We should be drinking at least eight glasses of water a day or eating food that’s high in water content. This will maintain hydration in our body.

The trick is to tie drinking water to a routine activity. For example, if you go on a morning walk take a water bottle. Before your morning cup of tea, drink a glass of water. Have another glass of water at lunch and another glass of water at afternoon teatime. Carry a water bottle in the car and every time you stop at traffic lights, have a drink. You can pick any activity as long as it’s something you do at least five days a week.

Exercise

Many of us want to spend more time exercising, but we can’t find the time. The key here is to change our thinking. Rather than trying to find time to exercise, what we need to do is invest time in exercise that will give us more energy.

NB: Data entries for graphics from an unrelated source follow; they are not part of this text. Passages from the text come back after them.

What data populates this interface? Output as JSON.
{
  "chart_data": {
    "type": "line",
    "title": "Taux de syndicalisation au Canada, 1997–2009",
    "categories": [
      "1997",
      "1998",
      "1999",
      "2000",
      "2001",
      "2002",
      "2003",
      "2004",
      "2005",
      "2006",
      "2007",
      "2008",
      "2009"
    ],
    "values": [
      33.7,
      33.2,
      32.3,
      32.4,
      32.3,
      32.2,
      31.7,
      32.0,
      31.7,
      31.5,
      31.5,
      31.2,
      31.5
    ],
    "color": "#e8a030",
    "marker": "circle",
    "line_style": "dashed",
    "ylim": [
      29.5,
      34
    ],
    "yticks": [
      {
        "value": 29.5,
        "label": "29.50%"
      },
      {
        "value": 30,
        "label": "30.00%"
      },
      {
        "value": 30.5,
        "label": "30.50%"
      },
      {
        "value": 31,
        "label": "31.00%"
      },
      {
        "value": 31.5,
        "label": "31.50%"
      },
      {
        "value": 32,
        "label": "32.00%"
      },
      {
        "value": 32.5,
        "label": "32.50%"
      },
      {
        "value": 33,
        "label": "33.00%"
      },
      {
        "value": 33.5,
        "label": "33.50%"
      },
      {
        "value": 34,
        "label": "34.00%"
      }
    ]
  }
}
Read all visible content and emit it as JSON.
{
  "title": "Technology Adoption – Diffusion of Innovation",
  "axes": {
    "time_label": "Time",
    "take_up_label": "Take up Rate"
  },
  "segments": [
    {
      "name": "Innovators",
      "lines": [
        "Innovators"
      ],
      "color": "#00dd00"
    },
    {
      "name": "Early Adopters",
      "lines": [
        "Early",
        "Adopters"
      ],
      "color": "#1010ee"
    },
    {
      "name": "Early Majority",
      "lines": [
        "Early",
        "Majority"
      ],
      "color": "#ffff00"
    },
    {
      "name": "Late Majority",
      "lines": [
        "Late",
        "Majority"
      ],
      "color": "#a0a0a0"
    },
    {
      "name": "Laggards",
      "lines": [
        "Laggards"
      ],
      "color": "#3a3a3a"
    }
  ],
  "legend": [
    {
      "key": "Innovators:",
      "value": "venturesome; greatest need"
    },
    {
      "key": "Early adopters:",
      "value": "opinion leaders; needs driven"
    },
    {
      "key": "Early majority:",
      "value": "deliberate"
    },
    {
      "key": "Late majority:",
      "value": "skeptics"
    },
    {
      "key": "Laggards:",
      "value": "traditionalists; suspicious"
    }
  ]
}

The following statistics are from ‘The Power of Full Engagement’ by Jim Loehr and Tony Schwartz. They reported the link between exercise exposure and performance.
  • DuPont reported a 47.5% reduction in absenteeism over a six-year period for participants in a corporate fitness program.
  • A study in the journal ergonomics concluded that fit workers committed 27% fewer errors on tasks involving concentration and short-term memory as compared to un-fit workers.
  • In a study of eighty executives over a nine-month period, those who worked out regularly improved their fitness by 22% and demonstrated a 70% improvement in their ability to make complex decisions as compared with non-exercisers.
  • The Canadian Life Assurance Company found that 63% of participants in a fitness program reported being more physically relaxed, less tired and more patient during the workday. Some 47% reported being more alert, having better rapport with supervisors and co-workers, and experiencing a higher level of enjoyment at work.

Breathing

Breathing is a tool to deeply relax and increase energy. Try this breathing technique:
  • Breath in – count to three,
  • Breath out to a count of six,
  • Do this three times.

It quiets the body, mind and emotions. Deep, smooth and rhythmic breathing is known to be a source of energy; it increases alertness, focus and relaxation. If you’re having a mid-project lull, perhaps a few deep breaths is all that you need to do to get your focus back on track.

If you start working on one of these areas each week in no time you will have developed some amazing new positive habits to boost your energy levels.